WEST SENECA, N.Y. -- It's considered the culmination of their years of work.
"Going back even a couple of years, we collected like 6,000 postcards and send them to the Office of Mental Health," said Dave Chudy, coordinator of Save Our WNY CPC. "We've had a number of rallies, we've been lobbying."
Nearly two dozen people hopped on the "warrior bus" heading to the state's capital just before 6:30 a.m. Tuesday. The group has around 19 meetings planned with legislators from across the state to keep the Western New York Children's Psychiatric Center where it is.
Currently, the State Office of Mental Health has plans to move the children to the Buffalo Psychiatric Center campus.
"Local legislators are very familiar and have been huge advocates for us, some of the downstate ones have heard of us and we want to give them information to hopefully convince them to advocate for us as well," Chudy said.
Some are taking more drastic steps to make sure Gov. Andrew Cuomo hears their battle call.
"The war room is where people go to press their point a little bit more than usual,” said Stephanie McLean-Beathley, Division 167 of NY State Public Employees Federation council president. "They kind of sit and chant and make a lot of noise with the hope that someone will notice them."
The "War Room" is known for being a stop before jail.
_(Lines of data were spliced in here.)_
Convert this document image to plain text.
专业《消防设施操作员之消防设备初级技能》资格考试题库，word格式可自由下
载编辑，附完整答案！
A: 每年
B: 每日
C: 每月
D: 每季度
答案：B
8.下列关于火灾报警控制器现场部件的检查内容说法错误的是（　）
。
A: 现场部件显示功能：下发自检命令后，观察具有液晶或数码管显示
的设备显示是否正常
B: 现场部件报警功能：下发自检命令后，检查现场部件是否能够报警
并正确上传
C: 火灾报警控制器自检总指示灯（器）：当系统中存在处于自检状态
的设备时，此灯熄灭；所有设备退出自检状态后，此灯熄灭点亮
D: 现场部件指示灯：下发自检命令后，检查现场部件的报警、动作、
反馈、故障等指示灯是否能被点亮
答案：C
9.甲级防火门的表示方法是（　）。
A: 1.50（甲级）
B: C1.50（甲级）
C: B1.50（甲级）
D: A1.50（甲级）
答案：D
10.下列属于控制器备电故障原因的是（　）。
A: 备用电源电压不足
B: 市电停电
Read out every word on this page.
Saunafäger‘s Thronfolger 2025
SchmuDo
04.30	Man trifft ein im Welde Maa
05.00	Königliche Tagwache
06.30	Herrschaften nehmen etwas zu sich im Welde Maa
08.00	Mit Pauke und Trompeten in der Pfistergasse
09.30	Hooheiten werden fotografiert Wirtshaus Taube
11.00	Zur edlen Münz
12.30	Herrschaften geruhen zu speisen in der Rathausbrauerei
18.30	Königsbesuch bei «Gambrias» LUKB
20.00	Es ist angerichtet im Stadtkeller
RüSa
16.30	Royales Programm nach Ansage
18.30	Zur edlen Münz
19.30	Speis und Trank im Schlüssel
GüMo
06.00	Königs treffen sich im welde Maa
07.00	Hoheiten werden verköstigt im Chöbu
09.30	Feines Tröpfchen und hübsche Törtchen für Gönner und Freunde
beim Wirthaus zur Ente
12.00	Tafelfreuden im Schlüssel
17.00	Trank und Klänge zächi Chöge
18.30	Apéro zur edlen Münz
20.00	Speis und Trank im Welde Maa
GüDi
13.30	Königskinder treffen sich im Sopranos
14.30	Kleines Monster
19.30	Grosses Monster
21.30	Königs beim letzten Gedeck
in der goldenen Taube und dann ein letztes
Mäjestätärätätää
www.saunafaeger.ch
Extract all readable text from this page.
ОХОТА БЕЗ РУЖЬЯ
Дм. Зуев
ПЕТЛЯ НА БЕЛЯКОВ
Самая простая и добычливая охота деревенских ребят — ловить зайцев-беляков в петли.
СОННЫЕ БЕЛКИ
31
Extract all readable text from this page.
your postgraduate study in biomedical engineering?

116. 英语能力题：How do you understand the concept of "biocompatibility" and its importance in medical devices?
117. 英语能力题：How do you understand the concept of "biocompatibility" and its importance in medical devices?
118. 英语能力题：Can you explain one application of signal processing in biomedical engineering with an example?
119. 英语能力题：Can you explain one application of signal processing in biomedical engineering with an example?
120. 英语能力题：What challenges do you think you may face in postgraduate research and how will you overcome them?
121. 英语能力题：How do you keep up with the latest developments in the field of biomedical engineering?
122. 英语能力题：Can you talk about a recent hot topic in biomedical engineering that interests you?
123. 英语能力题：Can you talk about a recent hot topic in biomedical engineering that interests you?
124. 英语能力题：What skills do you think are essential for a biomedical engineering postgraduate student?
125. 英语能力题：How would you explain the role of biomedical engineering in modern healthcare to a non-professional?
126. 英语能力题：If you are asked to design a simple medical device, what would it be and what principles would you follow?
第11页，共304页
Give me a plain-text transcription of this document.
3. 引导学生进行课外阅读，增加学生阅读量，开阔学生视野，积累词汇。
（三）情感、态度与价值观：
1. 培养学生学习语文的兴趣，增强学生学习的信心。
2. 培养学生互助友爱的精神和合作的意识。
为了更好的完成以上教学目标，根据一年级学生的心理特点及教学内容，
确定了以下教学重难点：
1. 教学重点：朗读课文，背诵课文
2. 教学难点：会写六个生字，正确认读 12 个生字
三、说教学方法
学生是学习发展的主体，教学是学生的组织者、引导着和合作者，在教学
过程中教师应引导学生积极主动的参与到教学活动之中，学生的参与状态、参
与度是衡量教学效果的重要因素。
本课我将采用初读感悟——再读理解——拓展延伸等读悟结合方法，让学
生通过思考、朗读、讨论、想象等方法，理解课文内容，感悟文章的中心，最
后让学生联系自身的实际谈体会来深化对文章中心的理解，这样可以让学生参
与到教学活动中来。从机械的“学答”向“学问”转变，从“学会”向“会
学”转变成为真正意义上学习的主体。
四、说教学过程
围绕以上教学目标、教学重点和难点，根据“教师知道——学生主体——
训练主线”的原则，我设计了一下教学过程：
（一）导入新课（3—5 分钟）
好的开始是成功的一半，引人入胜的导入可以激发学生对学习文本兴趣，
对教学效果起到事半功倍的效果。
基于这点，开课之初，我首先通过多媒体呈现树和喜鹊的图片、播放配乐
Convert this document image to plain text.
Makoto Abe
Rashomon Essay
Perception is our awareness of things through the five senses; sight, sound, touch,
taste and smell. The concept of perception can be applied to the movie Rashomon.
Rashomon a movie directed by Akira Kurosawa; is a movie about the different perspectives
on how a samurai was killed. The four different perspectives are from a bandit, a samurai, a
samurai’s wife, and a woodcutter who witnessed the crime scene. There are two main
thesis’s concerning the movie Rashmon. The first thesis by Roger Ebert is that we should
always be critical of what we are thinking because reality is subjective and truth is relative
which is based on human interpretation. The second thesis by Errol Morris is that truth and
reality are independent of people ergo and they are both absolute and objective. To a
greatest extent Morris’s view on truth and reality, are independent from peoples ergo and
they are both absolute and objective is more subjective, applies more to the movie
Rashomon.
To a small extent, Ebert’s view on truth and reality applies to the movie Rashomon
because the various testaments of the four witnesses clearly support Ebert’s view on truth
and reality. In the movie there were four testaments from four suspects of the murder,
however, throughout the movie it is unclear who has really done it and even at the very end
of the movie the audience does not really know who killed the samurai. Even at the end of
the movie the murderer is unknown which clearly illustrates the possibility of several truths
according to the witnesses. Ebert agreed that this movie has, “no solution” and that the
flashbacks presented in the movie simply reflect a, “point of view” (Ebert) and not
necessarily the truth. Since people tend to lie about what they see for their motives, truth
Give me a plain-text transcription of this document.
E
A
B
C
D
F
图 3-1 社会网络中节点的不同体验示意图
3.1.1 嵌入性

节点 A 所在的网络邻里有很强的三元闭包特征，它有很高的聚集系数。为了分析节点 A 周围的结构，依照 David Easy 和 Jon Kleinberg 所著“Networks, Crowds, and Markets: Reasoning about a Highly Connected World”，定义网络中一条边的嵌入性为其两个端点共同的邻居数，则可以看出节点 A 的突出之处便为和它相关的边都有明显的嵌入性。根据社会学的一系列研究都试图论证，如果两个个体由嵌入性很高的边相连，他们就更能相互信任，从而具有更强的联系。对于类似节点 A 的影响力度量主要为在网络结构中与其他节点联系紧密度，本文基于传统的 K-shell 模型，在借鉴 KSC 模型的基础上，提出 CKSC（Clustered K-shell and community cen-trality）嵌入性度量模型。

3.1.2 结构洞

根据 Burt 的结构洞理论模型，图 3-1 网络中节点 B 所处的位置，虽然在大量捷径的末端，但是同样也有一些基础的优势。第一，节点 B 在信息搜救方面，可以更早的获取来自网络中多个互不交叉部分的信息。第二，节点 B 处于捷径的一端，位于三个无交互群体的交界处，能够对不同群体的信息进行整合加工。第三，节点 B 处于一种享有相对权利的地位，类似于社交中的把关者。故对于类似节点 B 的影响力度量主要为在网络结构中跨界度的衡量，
"We are going there as our last resort," McLean-Beathley said.
It's their final battle to keep children in their own space. The office of mental health says the new facility will be state of the art and will make millions more in funding, therefore helping more kids.
However, parents who know the benefits of the current facility say less is more.
"The hope that we felt pulling into the grounds, it was secluded, it was quiet, it was peaceful and it made a world of a difference, " said Allison Scanlon, a mother of a former patient.
Allison Scanlon's son, Vernon, spent a total of four years at the child psychiatric center. Now grown, married and with a 5 year old, she says her son wouldn't have gotten the help he needed at BPC.
"You can put as many Mickey Mouse’s on the wall down there, but it's not going to replicate what they can get down here," Scanlon said.
She adds it's not just the kids who would suffer.
"We have talked about how they are pedophiles in the building, I mean that's a mental illness and they have treatment plans," Scanlon said. "What is doing for them?"